Langkah ini diambil untuk memastikan keadilan bagi calon siswa yang tinggal di sekitar lingkungan sekolah.
"Jalur domisili, ini memang banyak petimbangan yang kita lakukan di tahun ini, meskipun tidak ada perubahan, tapi penguatannya siswa yang dekat dengan sekolah," jelasnya.
Ia menegaskan komitmen pemerintah dalam menjaga integritas sistem zonasi ini.
"Kita mau memastikan bahwa ruh jalur domisili anak dekat sekolah wajib diterima," tambah Iqbal.
Terobosan menarik lainnya muncul pada jalur prestasi non-akademik. Jika sebelumnya keistimewaan hanya diberikan kepada Ketua OSIS, tahun ini seluruh ketua organisasi ekstrakurikuler (ekskul) di tingkat SMP mendapatkan kesempatan yang sama untuk diakomodir.
Tim Teknis SPMB Sulsel, Muliayama Tanjung, mengonfirmasi bahwa kebijakan ini diperkuat oleh Surat Keputusan Kepala BSKP yang mengakui peran seluruh ketua organisasi ekskul.
Muliayama menjelaskan bahwa penerapan sistem radius pada jalur domisili merupakan solusi atas tantangan geografis dan demografis di Sulawesi Selatan. Pasalnya, banyak sekolah yang letaknya tidak strategis serta adanya ketimpangan kepadatan penduduk yang mencolok.

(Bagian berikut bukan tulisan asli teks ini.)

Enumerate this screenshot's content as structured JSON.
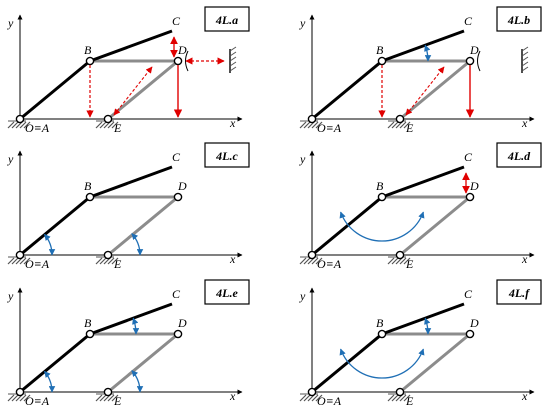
{
  "colors": {
    "link": "#000000",
    "bar": "#8c8c8c",
    "ground": "#555555",
    "red": "#e00000",
    "blue": "#1f6fb5"
  },
  "common": {
    "axis_y": "y",
    "axis_x": "x",
    "origin": "O≡A",
    "point_b": "B",
    "point_c": "C",
    "point_d": "D",
    "point_e": "E"
  },
  "panels": [
    {
      "tag": "4L.a"
    },
    {
      "tag": "4L.b"
    },
    {
      "tag": "4L.c"
    },
    {
      "tag": "4L.d"
    },
    {
      "tag": "4L.e"
    },
    {
      "tag": "4L.f"
    }
  ]
}
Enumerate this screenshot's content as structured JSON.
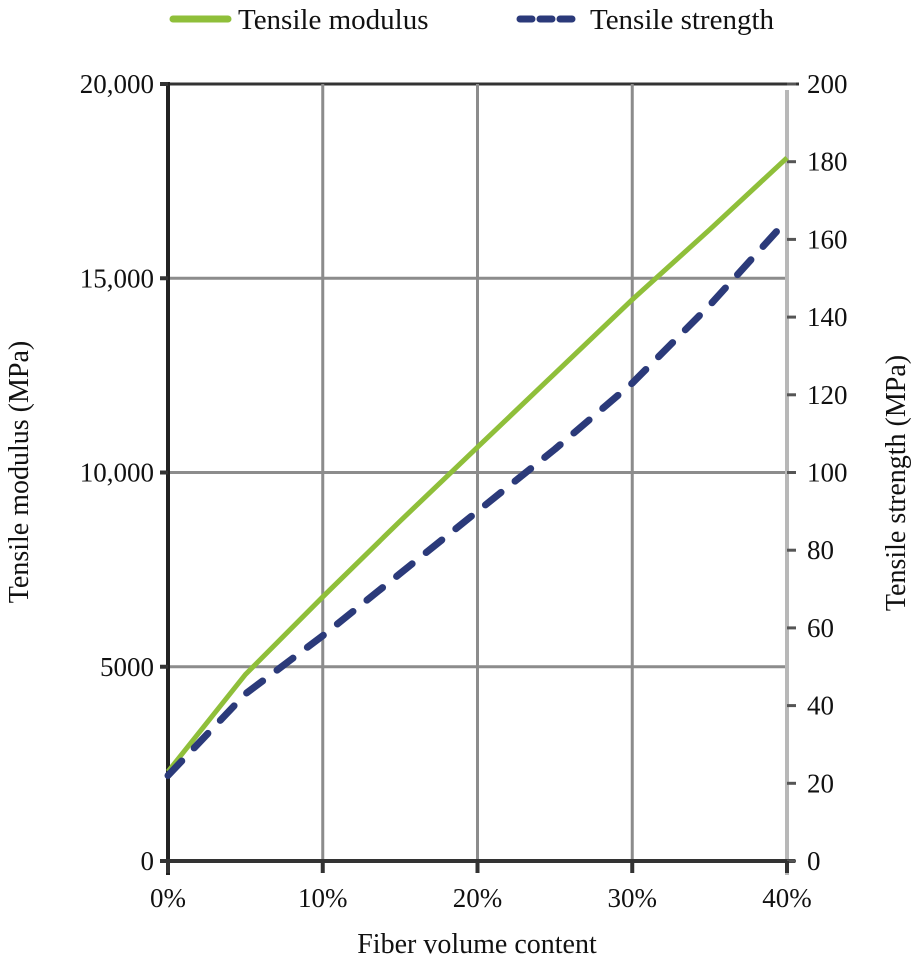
{
  "chart_data": {
    "type": "line",
    "title": "",
    "xlabel": "Fiber volume content",
    "ylabel": "Tensile modulus (MPa)",
    "y2label": "Tensile strength (MPa)",
    "xlim": [
      0,
      40
    ],
    "ylim": [
      0,
      20000
    ],
    "y2lim": [
      0,
      200
    ],
    "x_ticks": [
      "0%",
      "10%",
      "20%",
      "30%",
      "40%"
    ],
    "x_tick_values": [
      0,
      10,
      20,
      30,
      40
    ],
    "y_ticks": [
      "0",
      "5000",
      "10,000",
      "15,000",
      "20,000"
    ],
    "y_tick_values": [
      0,
      5000,
      10000,
      15000,
      20000
    ],
    "y2_ticks": [
      "0",
      "20",
      "40",
      "60",
      "80",
      "100",
      "120",
      "140",
      "160",
      "180",
      "200"
    ],
    "y2_tick_values": [
      0,
      20,
      40,
      60,
      80,
      100,
      120,
      140,
      160,
      180,
      200
    ],
    "grid": true,
    "legend_position": "top",
    "x": [
      0,
      5,
      10,
      15,
      20,
      25,
      30,
      35,
      40
    ],
    "series": [
      {
        "name": "Tensile modulus",
        "axis": "left",
        "style": "solid",
        "color": "#8fbf3a",
        "values": [
          2300,
          4800,
          6800,
          8750,
          10650,
          12550,
          14450,
          16250,
          18100
        ]
      },
      {
        "name": "Tensile strength",
        "axis": "right",
        "style": "dashed",
        "color": "#2b3a7a",
        "values": [
          22,
          43,
          58,
          74,
          90,
          106,
          123,
          143,
          165
        ]
      }
    ]
  },
  "legend": {
    "items": [
      {
        "label": "Tensile modulus",
        "color": "#8fbf3a",
        "style": "solid"
      },
      {
        "label": "Tensile strength",
        "color": "#2b3a7a",
        "style": "dashed"
      }
    ]
  },
  "colors": {
    "grid": "#8c8c8c",
    "axis_left": "#222222",
    "axis_right": "#b8b8b8"
  }
}
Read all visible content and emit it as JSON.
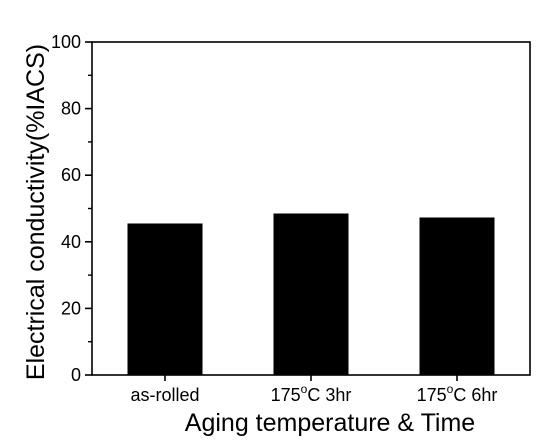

Sebagai gambaran, kepadatan penduduk di Kota Makassar bisa mencapai 6.000 jiwa per kilometer persegi, berbanding terbalik dengan wilayah di luar Makassar yang jauh lebih rendah. Kondisi inilah yang membuat pengaturan radius menjadi krusial dalam pemerataan akses pendidikan.